Not every child comes from a stable home, one free of violence and addiction. Not every child receives the one-on-one special “I see you” attention they desperately need, with a soft place to fall.
Such children are fortunate, indeed, if someone steps up to show they are loved for who they are, not in spite of it. Someone who not only listens, but hears, and sees them as individuals with their own strengths and gifts.
Enter those special people who do that. They might be Big Brother’s participants, Children’s Aid Society volunteers, church leaders, camp counsellors, neighbours, therapists or hospital volunteers. Most of us have no trouble bringing to mind a special person who made us feel important.
Mine was Aunt Fern, my dad’s youngest sister. She’s the one who really “knows” me, the one who treats me like I’m the most important person in her life, the one I can count on to laugh with me or commiserate with me, who is always in my corner no matter what.
I have fond memories of her — 17 years my elder — playing skip with my sister and I. She would drop by after a day of teaching, happily turning the rope in a dress suit with matching earrings, necklace and bag.

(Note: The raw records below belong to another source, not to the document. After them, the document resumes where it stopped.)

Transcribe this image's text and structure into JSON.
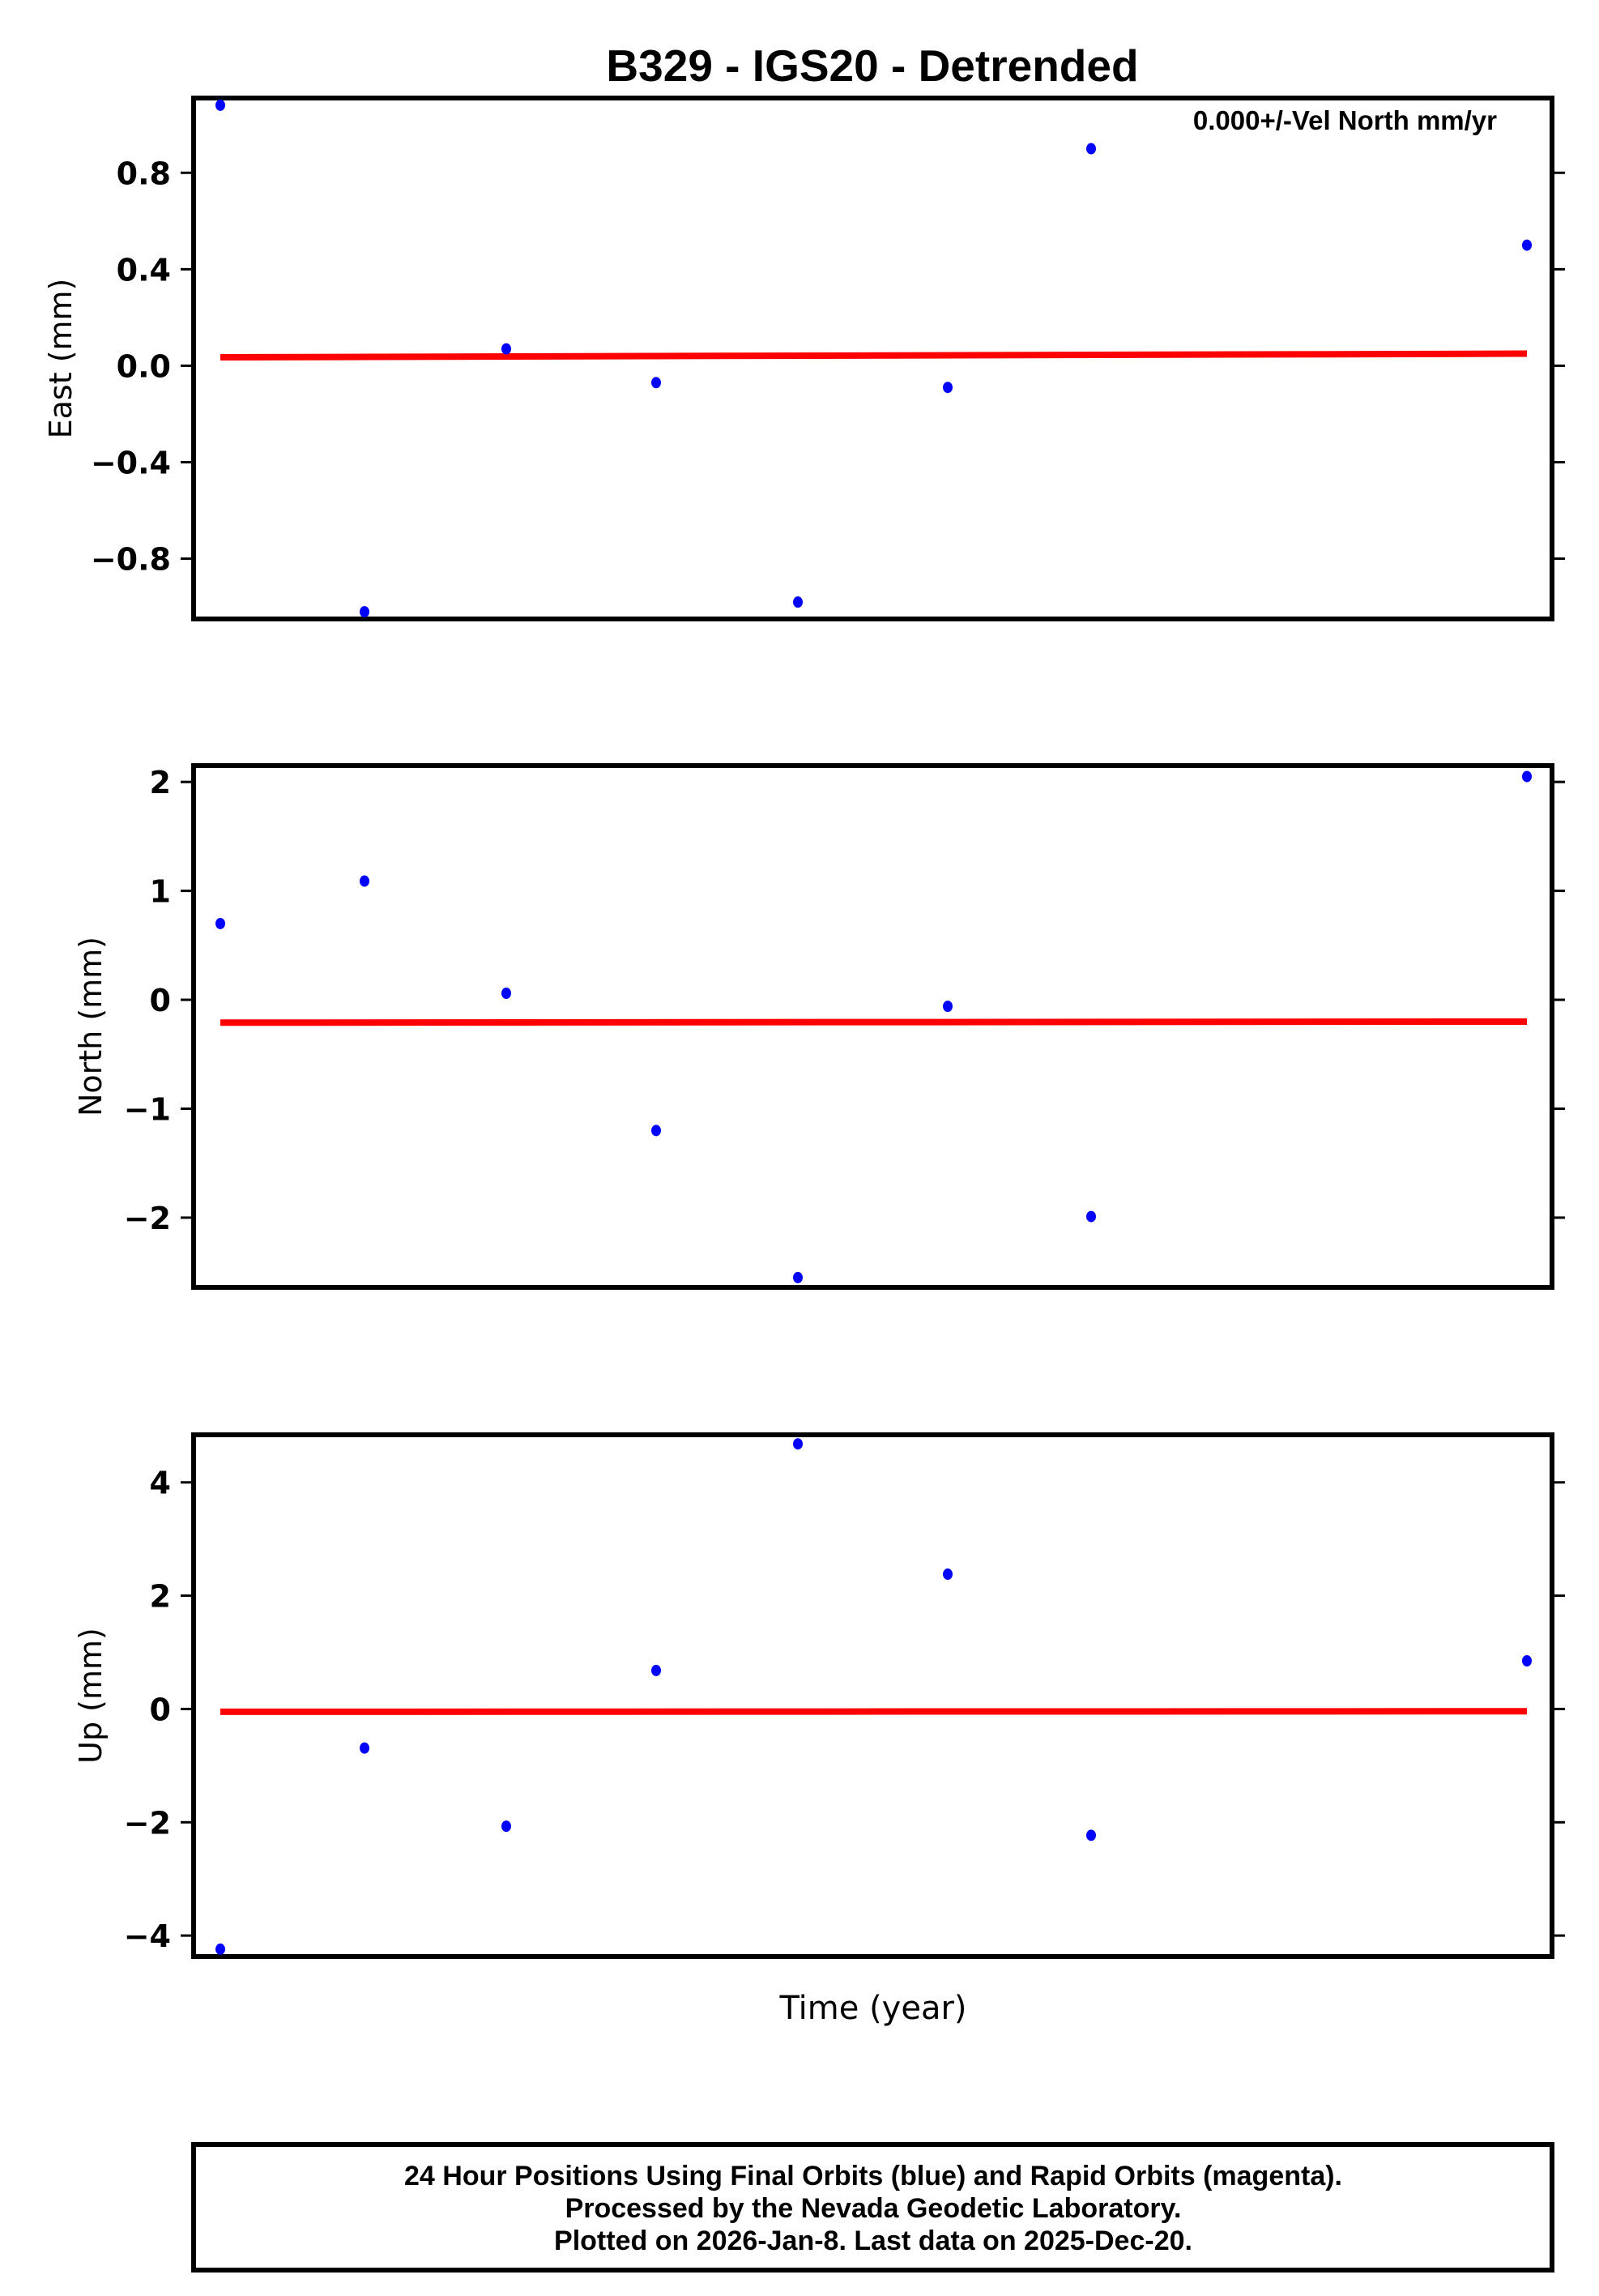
{
  "chart_data": {
    "type": "scatter",
    "title": "B329 - IGS20 - Detrended",
    "xlabel": "Time (year)",
    "annotation": "0.000+/-Vel North mm/yr",
    "x_index": [
      1,
      2,
      3,
      4,
      5,
      6,
      7,
      10
    ],
    "panels": [
      {
        "name": "East",
        "ylabel": "East (mm)",
        "yticks": [
          0.8,
          0.4,
          0.0,
          -0.4,
          -0.8
        ],
        "ytick_labels": [
          "0.8",
          "0.4",
          "0.0",
          "−0.4",
          "−0.8"
        ],
        "ylim": [
          -1.05,
          1.11
        ],
        "values": [
          1.08,
          -1.02,
          0.07,
          -0.07,
          -0.98,
          -0.09,
          0.9,
          0.5
        ],
        "trend": [
          0.035,
          0.05
        ]
      },
      {
        "name": "North",
        "ylabel": "North (mm)",
        "yticks": [
          2,
          1,
          0,
          -1,
          -2
        ],
        "ytick_labels": [
          "2",
          "1",
          "0",
          "−1",
          "−2"
        ],
        "ylim": [
          -2.64,
          2.15
        ],
        "values": [
          0.7,
          1.09,
          0.06,
          -1.2,
          -2.55,
          -0.06,
          -1.99,
          2.05
        ],
        "trend": [
          -0.21,
          -0.2
        ]
      },
      {
        "name": "Up",
        "ylabel": "Up (mm)",
        "yticks": [
          4,
          2,
          0,
          -2,
          -4
        ],
        "ytick_labels": [
          "4",
          "2",
          "0",
          "−2",
          "−4"
        ],
        "ylim": [
          -4.37,
          4.84
        ],
        "values": [
          -4.24,
          -0.69,
          -2.07,
          0.68,
          4.68,
          2.38,
          -2.23,
          0.85
        ],
        "trend": [
          -0.05,
          -0.04
        ]
      }
    ],
    "series": [
      {
        "name": "Final Orbits",
        "color": "#0000ff"
      },
      {
        "name": "Detrended fit",
        "color": "#ff0000"
      }
    ],
    "grid": false,
    "legend": "none"
  },
  "footer": {
    "line1": "24 Hour Positions Using Final Orbits (blue) and Rapid Orbits (magenta).",
    "line2": "Processed by the Nevada Geodetic Laboratory.",
    "line3": "Plotted on 2026-Jan-8. Last data on 2025-Dec-20."
  },
  "colors": {
    "points": "#0000ff",
    "trend": "#ff0000",
    "frame": "#000000"
  }
}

Each year, just before school started, she’d take me to help set up her classroom. I clearly remember colour-by-number sheets of birds she asked me to do, “to see which ones her students might like.”
As an adult, I can just imagine how much “help” I was. But to this day, opening up a classroom for the year is my favourite thing to do.

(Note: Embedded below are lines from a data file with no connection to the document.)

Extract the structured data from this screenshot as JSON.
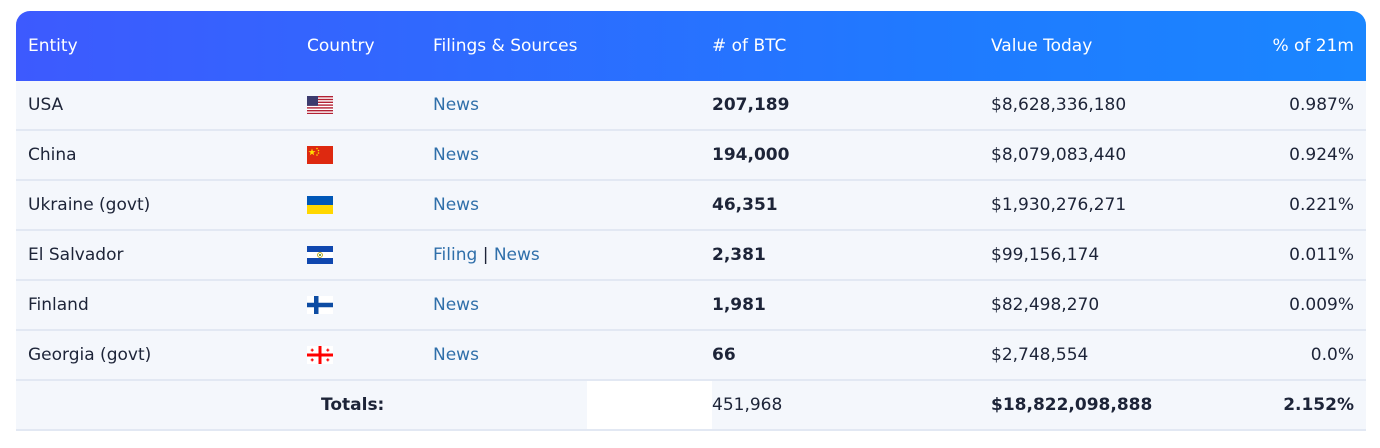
{
  "table": {
    "headers": {
      "entity": "Entity",
      "country": "Country",
      "filings": "Filings & Sources",
      "btc": "# of BTC",
      "value": "Value Today",
      "pct": "% of 21m"
    },
    "rows": [
      {
        "entity": "USA",
        "flag": "us-flag-icon",
        "news": "News",
        "btc": "207,189",
        "value": "$8,628,336,180",
        "pct": "0.987%"
      },
      {
        "entity": "China",
        "flag": "china-flag-icon",
        "news": "News",
        "btc": "194,000",
        "value": "$8,079,083,440",
        "pct": "0.924%"
      },
      {
        "entity": "Ukraine (govt)",
        "flag": "ukraine-flag-icon",
        "news": "News",
        "btc": "46,351",
        "value": "$1,930,276,271",
        "pct": "0.221%"
      },
      {
        "entity": "El Salvador",
        "flag": "el-salvador-flag-icon",
        "filing": "Filing",
        "sep": "|",
        "news": "News",
        "btc": "2,381",
        "value": "$99,156,174",
        "pct": "0.011%"
      },
      {
        "entity": "Finland",
        "flag": "finland-flag-icon",
        "news": "News",
        "btc": "1,981",
        "value": "$82,498,270",
        "pct": "0.009%"
      },
      {
        "entity": "Georgia (govt)",
        "flag": "georgia-flag-icon",
        "news": "News",
        "btc": "66",
        "value": "$2,748,554",
        "pct": "0.0%"
      }
    ],
    "totals": {
      "label": "Totals:",
      "btc": "451,968",
      "value": "$18,822,098,888",
      "pct": "2.152%"
    }
  },
  "colors": {
    "header_gradient_start": "#3d5afe",
    "header_gradient_end": "#1a86ff",
    "link": "#2f6faa",
    "row_bg": "#f4f7fc"
  }
}
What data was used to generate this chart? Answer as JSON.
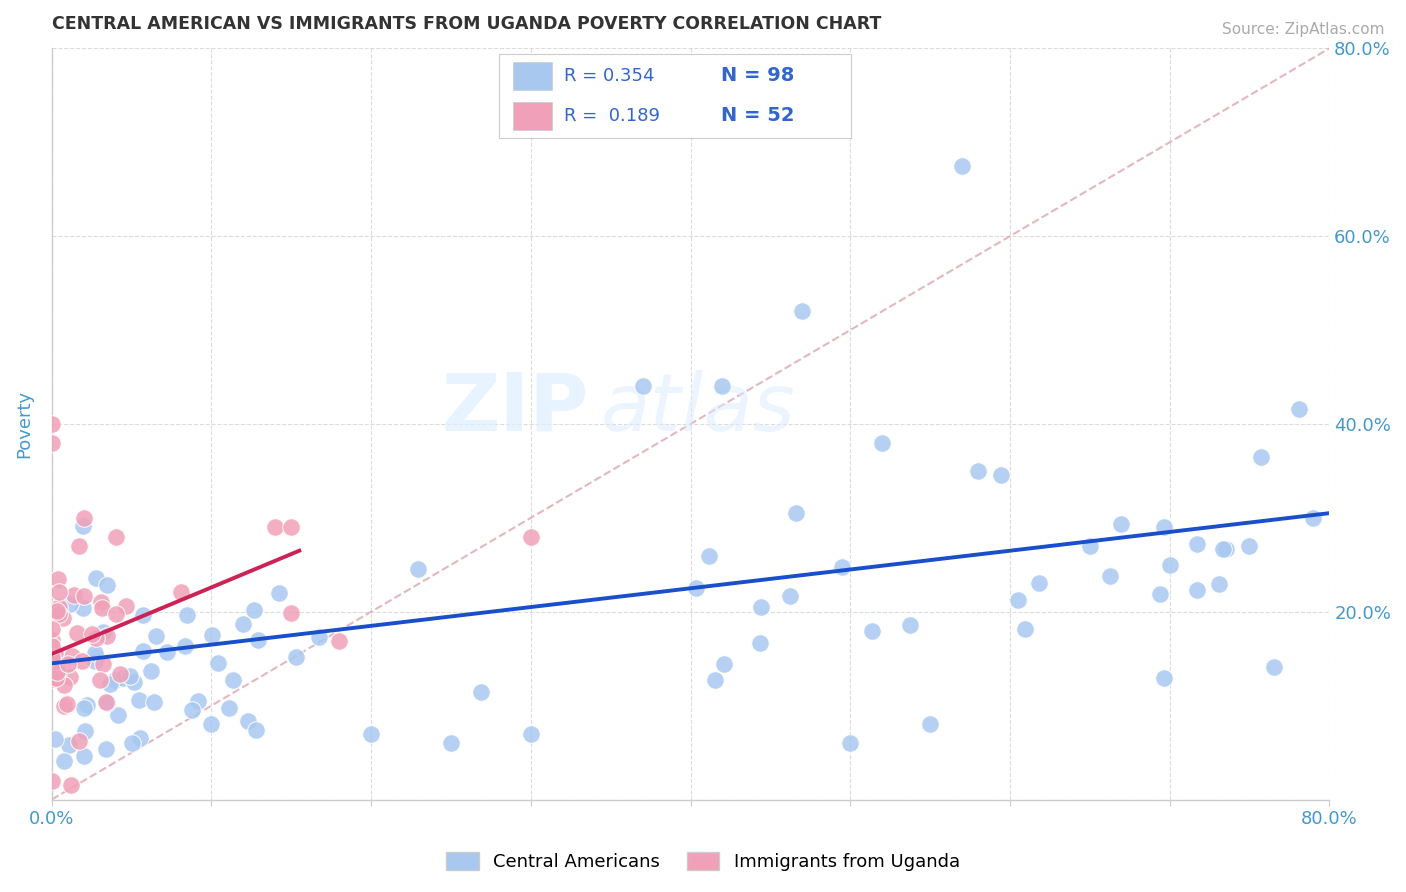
{
  "title": "CENTRAL AMERICAN VS IMMIGRANTS FROM UGANDA POVERTY CORRELATION CHART",
  "source": "Source: ZipAtlas.com",
  "ylabel": "Poverty",
  "r_blue": 0.354,
  "n_blue": 98,
  "r_pink": 0.189,
  "n_pink": 52,
  "blue_color": "#a8c8f0",
  "pink_color": "#f0a0b8",
  "trend_blue": "#1a4fcc",
  "trend_pink": "#cc2255",
  "trend_gray": "#ccaaaa",
  "xmin": 0.0,
  "xmax": 0.8,
  "ymin": 0.0,
  "ymax": 0.8,
  "watermark_zip": "ZIP",
  "watermark_atlas": "atlas",
  "grid_color": "#cccccc",
  "background_color": "#ffffff",
  "title_color": "#333333",
  "axis_label_color": "#4499cc",
  "tick_label_color": "#4499cc",
  "legend_text_color": "#3366cc"
}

She would bring me to the farm for weekends. She gave me courage to enter a hen house and reach under fierce red hens to get their eggs; she went with me if I had to venture into the creepy old cellar to get something for Grandma; she introduced me to baby chicks in spring; she taught me how to pick apples and find the barn kittens.
She gave me a ring she always had on her finger, one she received from her Aunt Selena at age 16.
And when I was grown and living in Toronto I would show up at her door at 2 a.m. I was certain of a gentle smile, a pillow and blanket, a comfortable couch, and an unjudging ear in the morning — if I wanted to talk.
I hope you had your own Aunt Fern as you grew up, because every child needs one.
Marg Johnson is a retired Certified Child & Youth Worker who worked with behaviour children as an educational assistant for 15 years at the York Catholic District School Board.